On Thursday morning....near the city bridge on the Wiesbaden-side....some car got bumped and the owner got out.  There were some words, and then the guy whoomped (fist) the second guy through his car window.  The first guy got back into his car and drove off.   Folks are frustrated and angry.

Alternate solution?  Basically the only back-up plan is to maximize use of railway options.  The Bahn guys agreed to add more cars onto each train in Wiesbaden and Mainz, and folks have noticed a big upswing in folks using public transportation.  To be honest.....if you just had to cross the city bridge to get to work.....it'd be best to park the car, and walk over the bridge....thus avoiding a 45-minute delay built into just getting over the bridge.

How long will the 'broke' bridge be sitting there?  Folks aren't that hopeful.  The experts are hinting that it might take a month or two.  If they put a new column in....they'd have to let the concrete dry out completely, and that's a thirty-day job by itself.

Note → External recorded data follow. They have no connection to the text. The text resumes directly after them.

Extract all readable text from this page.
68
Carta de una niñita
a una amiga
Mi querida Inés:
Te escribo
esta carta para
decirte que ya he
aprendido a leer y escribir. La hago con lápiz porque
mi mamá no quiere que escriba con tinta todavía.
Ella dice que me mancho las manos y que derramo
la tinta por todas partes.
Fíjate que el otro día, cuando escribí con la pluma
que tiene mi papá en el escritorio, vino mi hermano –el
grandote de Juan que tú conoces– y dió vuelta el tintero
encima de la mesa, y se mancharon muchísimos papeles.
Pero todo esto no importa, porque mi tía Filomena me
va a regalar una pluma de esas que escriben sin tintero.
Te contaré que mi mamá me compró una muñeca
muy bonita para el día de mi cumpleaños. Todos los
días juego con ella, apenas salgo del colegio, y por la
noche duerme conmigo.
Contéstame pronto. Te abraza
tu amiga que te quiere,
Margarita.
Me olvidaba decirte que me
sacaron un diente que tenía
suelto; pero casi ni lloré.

Naturally, this all brings out the political angle to this.  Back in 2005....someone wrote up a major report and laid out that the old bridge was not capable of handling the load currently on it and needed replacement ASAP.  The current political parties in charge at the time.....SPD and Greens.....did mostly nothing....noting that the state governments weren't handing out enough money/funding to make this a high priority.  The CDU folks generally blame this group for the delay in building this new bridge.  Currently....at best....the new replacement bridge is slated to open in 2019 (some folks have their doubts already about the date).

Building a tunnel under the Rhine?  No.  They don't want it.  Building more bridges around the region?  Folks get all peppy about upsetting natural scenic views....so these three bridges are the exception and allowed.

All of this brings me to this historical view of the Allies rushing across France and Germany in 1944/1945.  Everything about the push to get to Berlin was geared toward bridges and crossing them.  Because of the large assortment of rivers around Germany.....bridges are a major segment of life.  If a bridge was taken out.....it meant you had to travel several hours onto the next location and hope it was still up.  In the seventy-odd years since the war....nothing much has changed.  Bridges in Germany are a fact of life.  

Bottom line?  A hundred thousand folks are trying to find various ways to stay friendly while adding a minimum of one hour onto their daily commute.  Some folks are pressed to the limit while adding three to four hours onto their commute, if you consider both coming and going.